Sunday, May 17, 2009

150 years

Today my church will celebrate its 150th anniversary.  We have been celebrating it since October of last year. Today is the close of the celebration activities.  As chair of the committee I will be glad to have it done, but am pleased to have accomplished what we have. Just one more day to go and I can take one of my spinning plates off the pole. [see April 15th entry]  Woo hooo!!!!

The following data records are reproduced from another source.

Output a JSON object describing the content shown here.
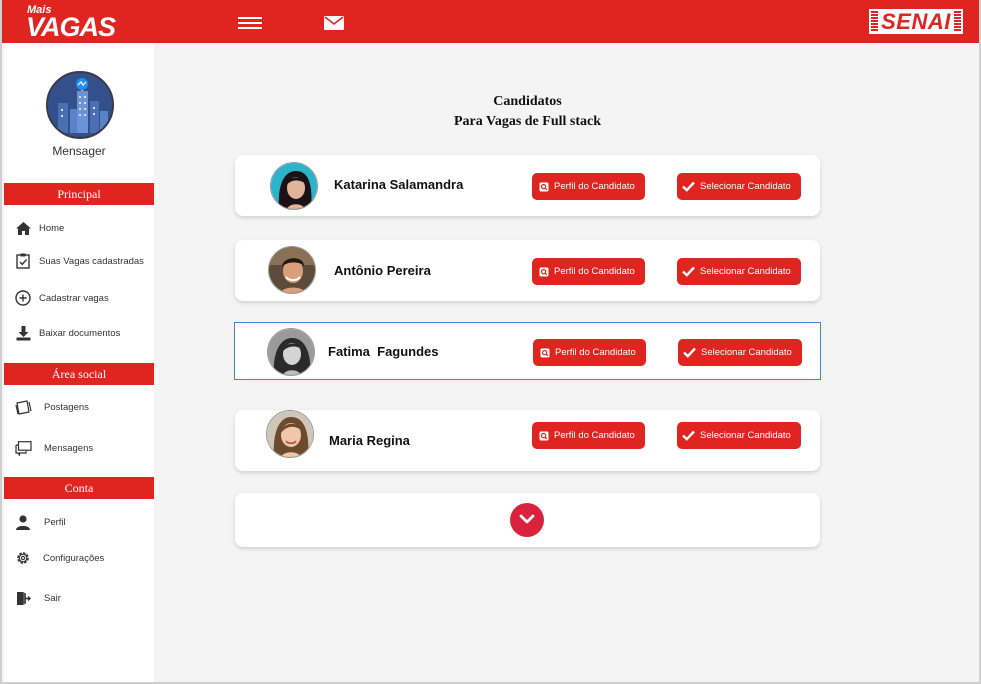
{
  "header": {
    "logo_small": "Mais",
    "logo_big": "VAGAS",
    "brand": "SENAI"
  },
  "sidebar": {
    "profile_name": "Mensager",
    "sections": [
      {
        "title": "Principal"
      },
      {
        "title": "Área social"
      },
      {
        "title": "Conta"
      }
    ],
    "items": [
      {
        "label": "Home",
        "icon": "home-icon"
      },
      {
        "label": "Suas Vagas cadastradas",
        "icon": "clipboard-check-icon"
      },
      {
        "label": "Cadastrar vagas",
        "icon": "plus-circle-icon"
      },
      {
        "label": "Baixar documentos",
        "icon": "download-icon"
      },
      {
        "label": "Postagens",
        "icon": "posts-icon"
      },
      {
        "label": "Mensagens",
        "icon": "chat-icon"
      },
      {
        "label": "Perfil",
        "icon": "user-icon"
      },
      {
        "label": "Configurações",
        "icon": "gear-icon"
      },
      {
        "label": "Sair",
        "icon": "exit-icon"
      }
    ]
  },
  "main": {
    "title_line1": "Candidatos",
    "title_line2": "Para Vagas de Full stack",
    "candidates": [
      {
        "name": "Katarina Salamandra",
        "profile_label": "Perfil do Candidato",
        "select_label": "Selecionar Candidato"
      },
      {
        "name": "Antônio Pereira",
        "profile_label": "Perfil do Candidato",
        "select_label": "Selecionar Candidato"
      },
      {
        "name": "Fatima  Fagundes",
        "profile_label": "Perfil do Candidato",
        "select_label": "Selecionar Candidato"
      },
      {
        "name": "Maria Regina",
        "profile_label": "Perfil do Candidato",
        "select_label": "Selecionar Candidato"
      }
    ]
  },
  "colors": {
    "brand_red": "#e0241f",
    "more_button": "#d9233e",
    "selected_border": "#3f88d0"
  }
}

 Assuming that everything goes well, by evening we will have had a culminating worship service and a luncheon afterwards.  Past pastors will have spoken, old friends returned, a newly commissioned anthem will be sung, and, and, and, and, ...... .   For the last eight months I have been steeped in the transitions and evolving lifestyles of the last 150 years.  It has been fascinating to read the old church records to see the things that concerned early parishioners in the 1850s and all the years since.  Even as we chose hymns for Christmas and Easter and the other Sundays, we have been very aware of how many were written since this church congreagation began.  Things, hymns, traditions, etc that seem to have "always been" that are in fact much newer that it seems.  So much has changed about our lifestyles, our work habits, our schooling, our parenting, in the decades since 1859.  In some ways everything has changed.

And yet, the deeper we looked the more similarities we found.  The more we read and explored, the more the common threads became visible.  The key dreams, the ongoing principles of faith, the dedication and effort, the commitment, the love, the sense of community, the very faith itself,  ..... so much has stayed the same. In some of the most important ways, nothing has changed.  I find myself thinking about whoever will chair the events in 50 years when they look back on the history we have assembled just as we looked back at the materials from the 100th anniversary.  What will have changed?  What will remain.  And how does what each of us do, individually and collectively, affect that future?

I may or may not take a few days off to crash after today. If so, go back and check out some of the early posts, before you joined in.... I'll be back.